Butter Chicken/ Murgh Makhani

Ingredients

  • 1 ½ tbsp unsalted butter
  • 5 green cardamom pods lightly crushed
  • 1” cinnamon stick
  • 4 cloves
  • 1 small onion finely chopped
  • 1 heaped tbsp grated ginger
  • 2 green chillies slit lengthwise
  • 1 tsp kashmiri chilli powder (or mild paprika)
  • ½ tsp garam masala powder
  • 3 tbsp tomato puree
  • 150mls double cream
  • 2 tbsp honey
  • 1 tbsp Kasoori methi/ fenugreek leaf powder
  • Salt to taste
  • Chopped coriander for garnish

Method

  1. Follow my recipe for Tandoori Chicken in the Chicken category.
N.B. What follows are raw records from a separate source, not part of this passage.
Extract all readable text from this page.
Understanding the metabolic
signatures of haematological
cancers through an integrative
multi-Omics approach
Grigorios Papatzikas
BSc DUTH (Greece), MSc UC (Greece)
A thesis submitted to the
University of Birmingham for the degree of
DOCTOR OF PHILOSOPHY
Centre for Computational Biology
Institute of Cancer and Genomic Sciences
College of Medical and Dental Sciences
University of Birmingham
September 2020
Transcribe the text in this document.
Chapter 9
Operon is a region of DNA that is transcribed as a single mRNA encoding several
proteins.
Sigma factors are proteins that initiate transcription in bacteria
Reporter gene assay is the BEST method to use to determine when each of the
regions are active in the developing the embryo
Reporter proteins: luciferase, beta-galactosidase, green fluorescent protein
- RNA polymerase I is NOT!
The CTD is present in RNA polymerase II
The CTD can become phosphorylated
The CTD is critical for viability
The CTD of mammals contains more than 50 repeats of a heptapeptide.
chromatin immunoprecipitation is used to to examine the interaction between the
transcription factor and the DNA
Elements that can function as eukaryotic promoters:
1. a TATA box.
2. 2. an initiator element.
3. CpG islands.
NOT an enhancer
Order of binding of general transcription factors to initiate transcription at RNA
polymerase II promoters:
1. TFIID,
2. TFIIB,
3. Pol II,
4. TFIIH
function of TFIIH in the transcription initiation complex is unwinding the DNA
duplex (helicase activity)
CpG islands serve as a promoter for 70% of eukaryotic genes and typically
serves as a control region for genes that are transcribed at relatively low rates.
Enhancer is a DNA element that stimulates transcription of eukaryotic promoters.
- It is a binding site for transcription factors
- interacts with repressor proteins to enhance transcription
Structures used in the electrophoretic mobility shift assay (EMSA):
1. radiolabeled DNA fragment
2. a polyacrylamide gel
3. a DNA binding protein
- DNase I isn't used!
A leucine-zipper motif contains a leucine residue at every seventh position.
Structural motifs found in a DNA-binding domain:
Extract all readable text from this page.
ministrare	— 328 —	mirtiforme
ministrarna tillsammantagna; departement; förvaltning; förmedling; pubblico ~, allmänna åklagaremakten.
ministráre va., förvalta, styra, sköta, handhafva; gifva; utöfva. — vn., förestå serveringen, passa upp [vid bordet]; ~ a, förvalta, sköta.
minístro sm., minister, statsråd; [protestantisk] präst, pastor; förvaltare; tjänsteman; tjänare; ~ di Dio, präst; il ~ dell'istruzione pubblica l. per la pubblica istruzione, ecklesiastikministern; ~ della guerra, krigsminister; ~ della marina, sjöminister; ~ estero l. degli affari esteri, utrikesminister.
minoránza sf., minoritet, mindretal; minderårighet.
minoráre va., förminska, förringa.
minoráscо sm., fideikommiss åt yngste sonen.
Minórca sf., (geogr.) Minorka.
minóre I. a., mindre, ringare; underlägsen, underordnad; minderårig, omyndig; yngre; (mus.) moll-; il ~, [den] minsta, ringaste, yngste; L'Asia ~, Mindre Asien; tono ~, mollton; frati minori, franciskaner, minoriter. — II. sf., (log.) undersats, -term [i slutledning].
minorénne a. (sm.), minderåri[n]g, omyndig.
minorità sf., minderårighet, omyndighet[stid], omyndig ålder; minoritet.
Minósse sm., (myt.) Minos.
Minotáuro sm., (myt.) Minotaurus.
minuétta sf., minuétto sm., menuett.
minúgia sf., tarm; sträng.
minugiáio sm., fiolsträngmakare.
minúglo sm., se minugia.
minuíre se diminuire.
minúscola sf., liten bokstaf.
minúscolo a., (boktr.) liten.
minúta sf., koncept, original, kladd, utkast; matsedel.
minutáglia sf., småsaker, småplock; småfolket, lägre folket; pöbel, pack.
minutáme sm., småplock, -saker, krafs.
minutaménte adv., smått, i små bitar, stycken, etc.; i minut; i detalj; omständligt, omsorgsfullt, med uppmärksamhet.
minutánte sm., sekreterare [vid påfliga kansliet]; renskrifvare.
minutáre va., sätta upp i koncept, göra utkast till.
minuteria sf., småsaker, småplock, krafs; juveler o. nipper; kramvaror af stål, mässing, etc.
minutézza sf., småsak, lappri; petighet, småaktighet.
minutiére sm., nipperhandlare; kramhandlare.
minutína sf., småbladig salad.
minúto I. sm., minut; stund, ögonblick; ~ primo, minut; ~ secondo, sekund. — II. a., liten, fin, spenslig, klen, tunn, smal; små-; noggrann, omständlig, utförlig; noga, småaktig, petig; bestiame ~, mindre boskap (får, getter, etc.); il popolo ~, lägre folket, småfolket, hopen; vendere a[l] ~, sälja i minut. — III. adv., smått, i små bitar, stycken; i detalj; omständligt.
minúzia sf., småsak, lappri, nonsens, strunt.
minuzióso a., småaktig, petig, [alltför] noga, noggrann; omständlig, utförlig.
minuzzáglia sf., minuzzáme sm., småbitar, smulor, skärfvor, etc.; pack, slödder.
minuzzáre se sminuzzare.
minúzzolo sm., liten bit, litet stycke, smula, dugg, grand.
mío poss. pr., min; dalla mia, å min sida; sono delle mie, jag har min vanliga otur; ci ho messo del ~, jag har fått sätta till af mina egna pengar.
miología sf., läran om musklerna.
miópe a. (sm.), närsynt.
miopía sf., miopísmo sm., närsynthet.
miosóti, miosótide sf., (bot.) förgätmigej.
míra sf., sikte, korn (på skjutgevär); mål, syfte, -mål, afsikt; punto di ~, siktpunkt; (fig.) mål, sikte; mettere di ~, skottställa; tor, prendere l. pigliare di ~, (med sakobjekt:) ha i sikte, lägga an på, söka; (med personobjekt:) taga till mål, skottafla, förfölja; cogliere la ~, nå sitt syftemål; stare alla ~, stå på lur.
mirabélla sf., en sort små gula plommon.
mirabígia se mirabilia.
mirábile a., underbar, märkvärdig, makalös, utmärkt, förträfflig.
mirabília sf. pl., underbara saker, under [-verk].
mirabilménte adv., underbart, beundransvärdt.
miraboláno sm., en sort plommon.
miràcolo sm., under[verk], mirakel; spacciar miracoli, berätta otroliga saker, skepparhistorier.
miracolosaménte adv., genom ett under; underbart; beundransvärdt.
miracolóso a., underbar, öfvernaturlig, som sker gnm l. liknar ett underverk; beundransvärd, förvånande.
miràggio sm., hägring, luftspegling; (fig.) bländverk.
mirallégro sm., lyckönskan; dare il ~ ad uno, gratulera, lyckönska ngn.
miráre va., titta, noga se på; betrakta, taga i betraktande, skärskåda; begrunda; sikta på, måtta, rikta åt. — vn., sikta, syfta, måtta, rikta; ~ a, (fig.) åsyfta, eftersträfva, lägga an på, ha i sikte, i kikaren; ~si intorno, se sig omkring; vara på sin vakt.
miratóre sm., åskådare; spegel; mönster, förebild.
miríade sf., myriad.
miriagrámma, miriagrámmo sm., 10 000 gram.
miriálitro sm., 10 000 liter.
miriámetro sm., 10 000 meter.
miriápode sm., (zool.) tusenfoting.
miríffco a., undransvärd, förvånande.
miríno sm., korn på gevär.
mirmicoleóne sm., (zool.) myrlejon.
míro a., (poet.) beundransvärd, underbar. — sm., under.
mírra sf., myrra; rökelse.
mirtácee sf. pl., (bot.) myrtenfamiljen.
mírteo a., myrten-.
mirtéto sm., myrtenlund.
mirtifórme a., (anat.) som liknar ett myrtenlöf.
This can even be done a few hours in advance. Once the chicken is cooked set aside and proceed to make the makhani sauce below
  2. Heat a heavy bottom sauce pan and add the butter. Add green cardamom, cinnamon stick and cloves. Fry for 20 seconds, add the onions and sauté for 5-7 mins on medium heat until they take on a light brown colour.
  3. Add the grated ginger and slit green chillies. Fry for a further minute and add the chilli powder, garam masala powder along with the tomato puree. Stir well and cook for a couple of minutes. Now gradually add the double cream stirring continuously to mix all the spices with the cream. Simmer and cook for 2-3 minutes.